Linux and desktop graphics
Posted Sep 4, 2005 16:26 UTC (Sun) by
sbergman27 (subscriber, #10767)
Parent article:
Linux and desktop graphics
The article implies that the 3D hardware on cards is so much more powerful than the puny 2D hardware that it makes sense to abandon the 2D approach.
After reading the article, I got curious and ran a little home-cooked benchmark and would be interested in people's responses to the results.

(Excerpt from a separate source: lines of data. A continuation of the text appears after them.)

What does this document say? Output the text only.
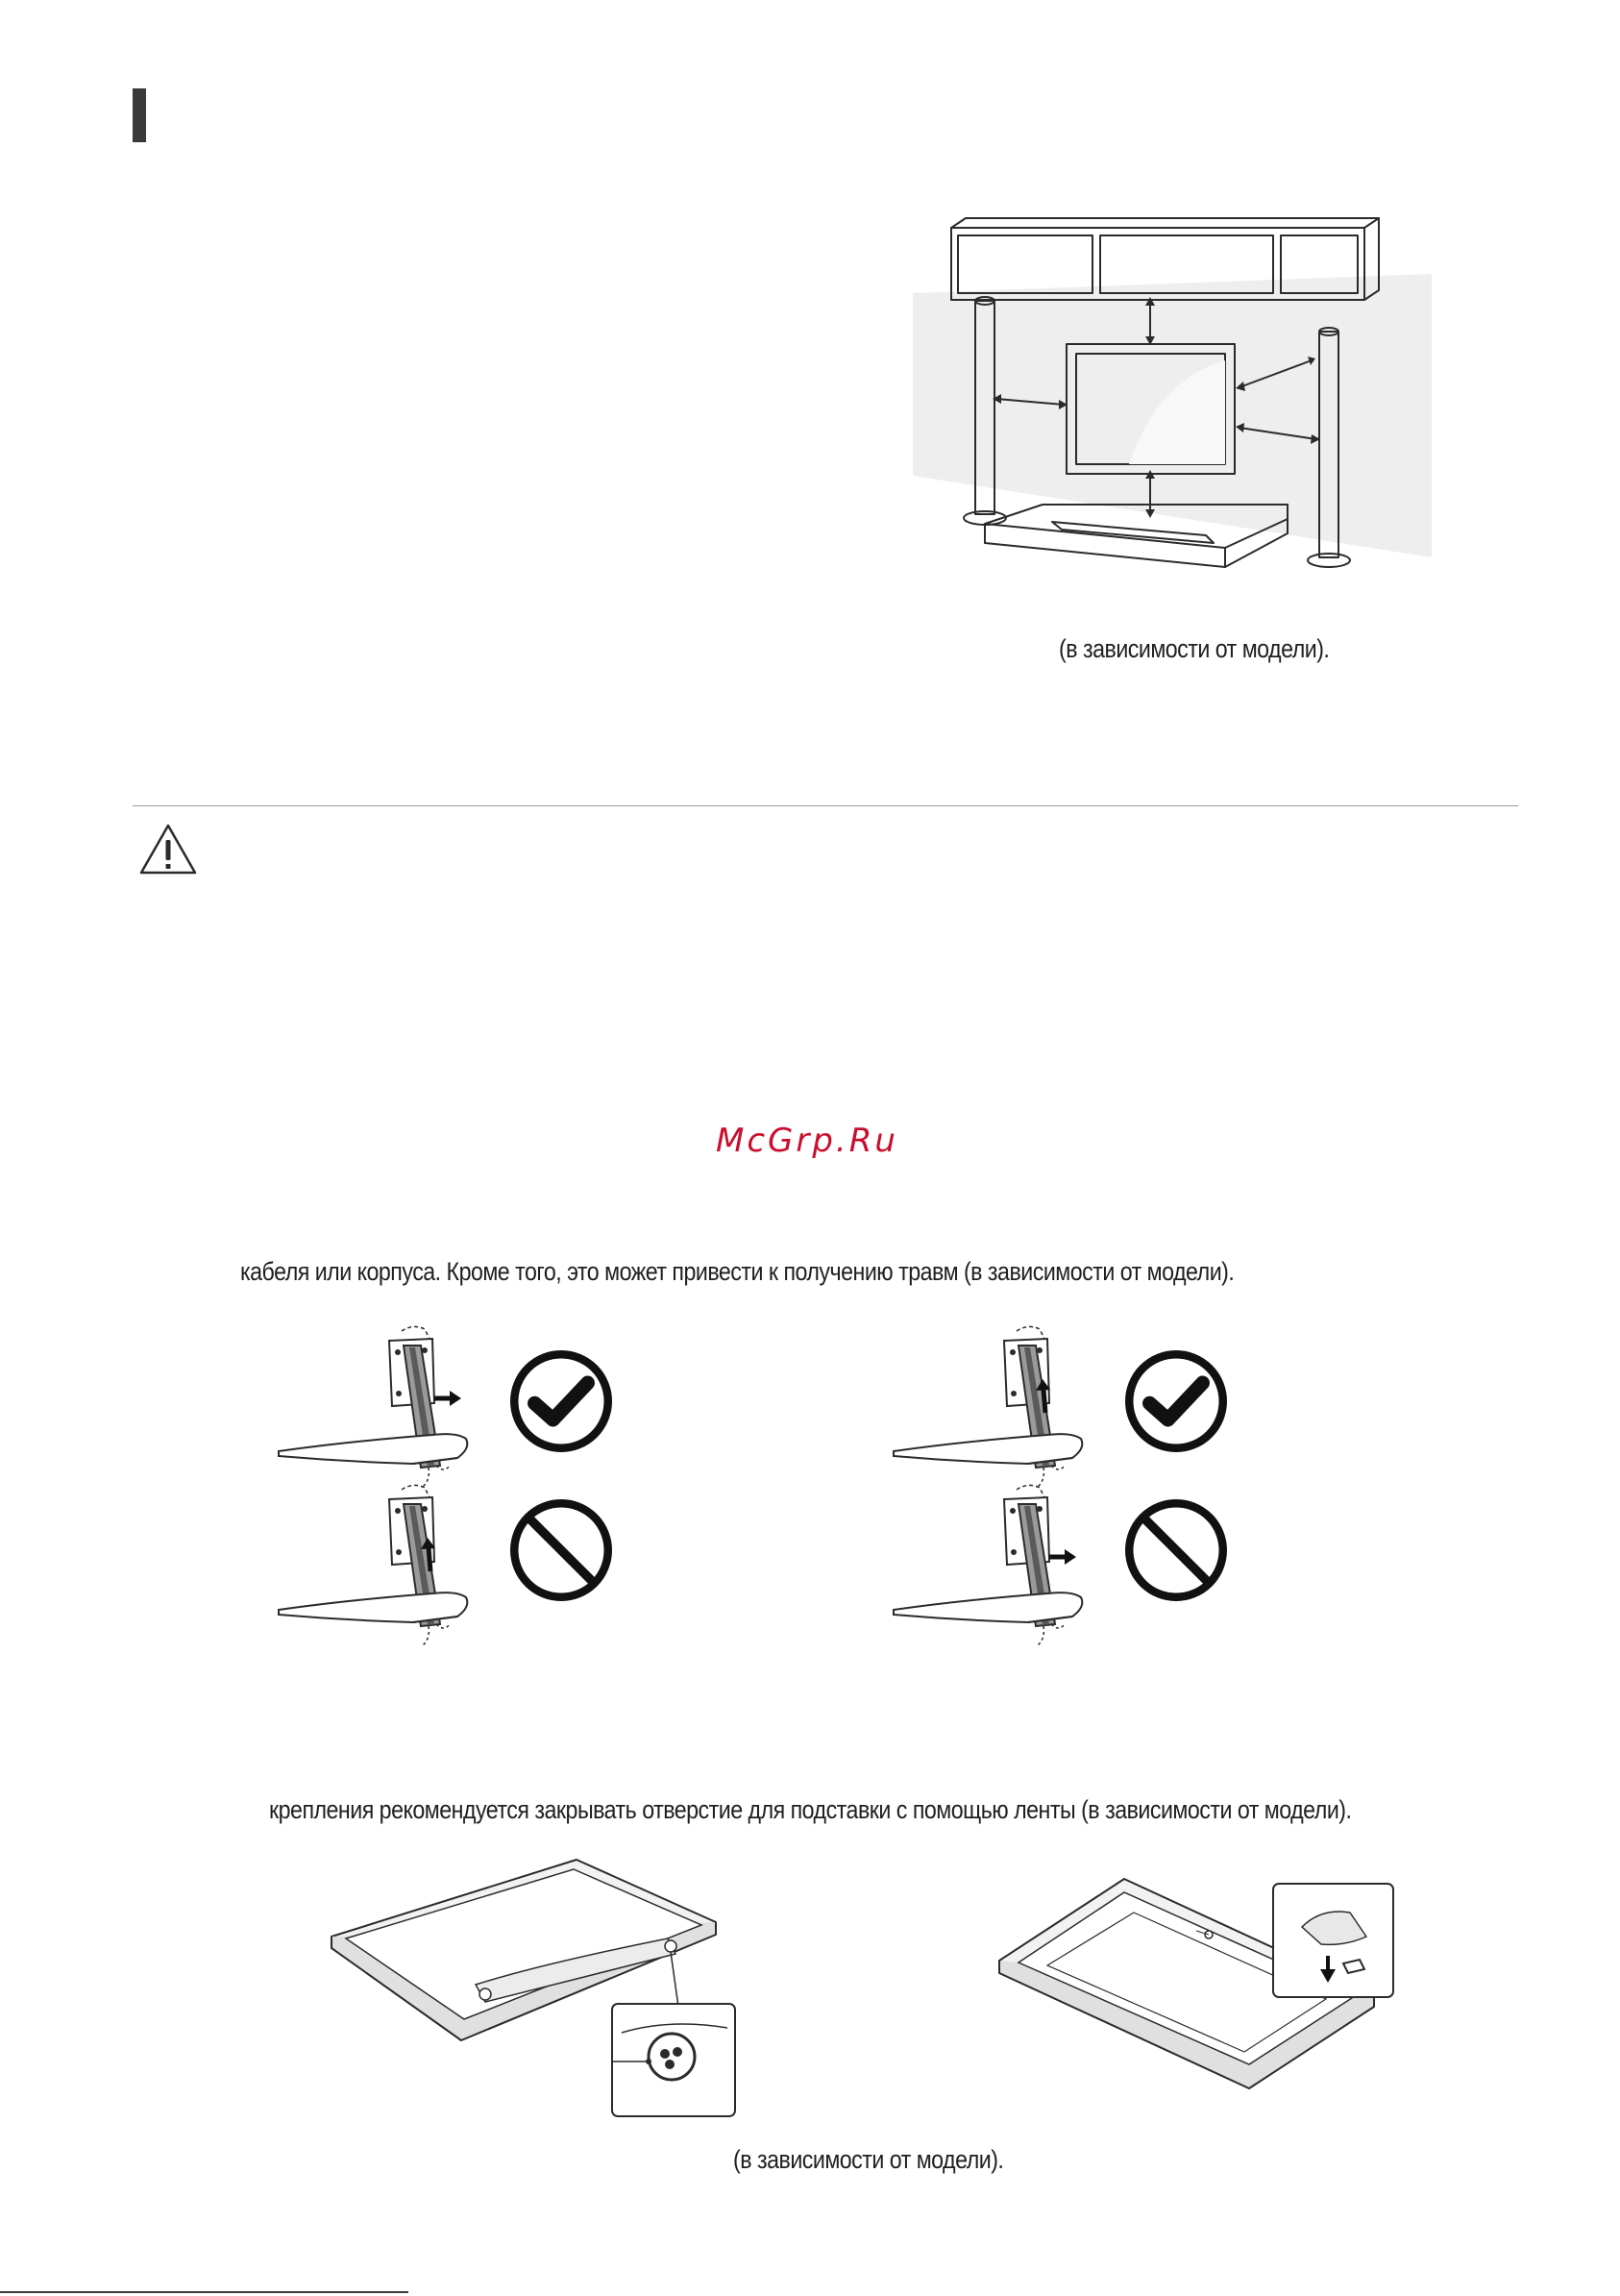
(в зависимости от модели).
McGrp.Ru
кабеля или корпуса. Кроме того, это может привести к получению травм (в зависимости от модели).
крепления рекомендуется закрывать отверстие для подставки с помощью ленты (в зависимости от модели).
(в зависимости от модели).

I ran a test video with mplayer:
mplayer -benchark -nosound testvideo.avi
using various output rendering drivers.
For the test, I used x11 (straight x11 rendering), xv (XVideo rendering), gl (OpenGL rendering), and gl2 (a newer, better OpenGL rendering driver).
Here are the results:
Driver Time CPU Usage User System
x11: 153 sec 100% 95% 5%
xv: 114 sec 100% 95% 5%
gl: 241 sec 100% 99% 1%
gl2: 255 sec 100% 99% 1%
I started to run the same benchmark using mesa software rendering, but did not let it finish. It ran in slow motion. I'd guess 1/3 to 1/2 of realtime. And would have taken something like 3000 to 4000 seconds to run.
This is all on an Athlon64 2800+ with an NVidia GForce 6800GT AGP 8x with 256MB of DDR3 and the GPU is running at 1GHz, and with SBA enabled.
So where is the huge performace advantage of rendering 2D through the 3D hardware? Is my card not powerful enough?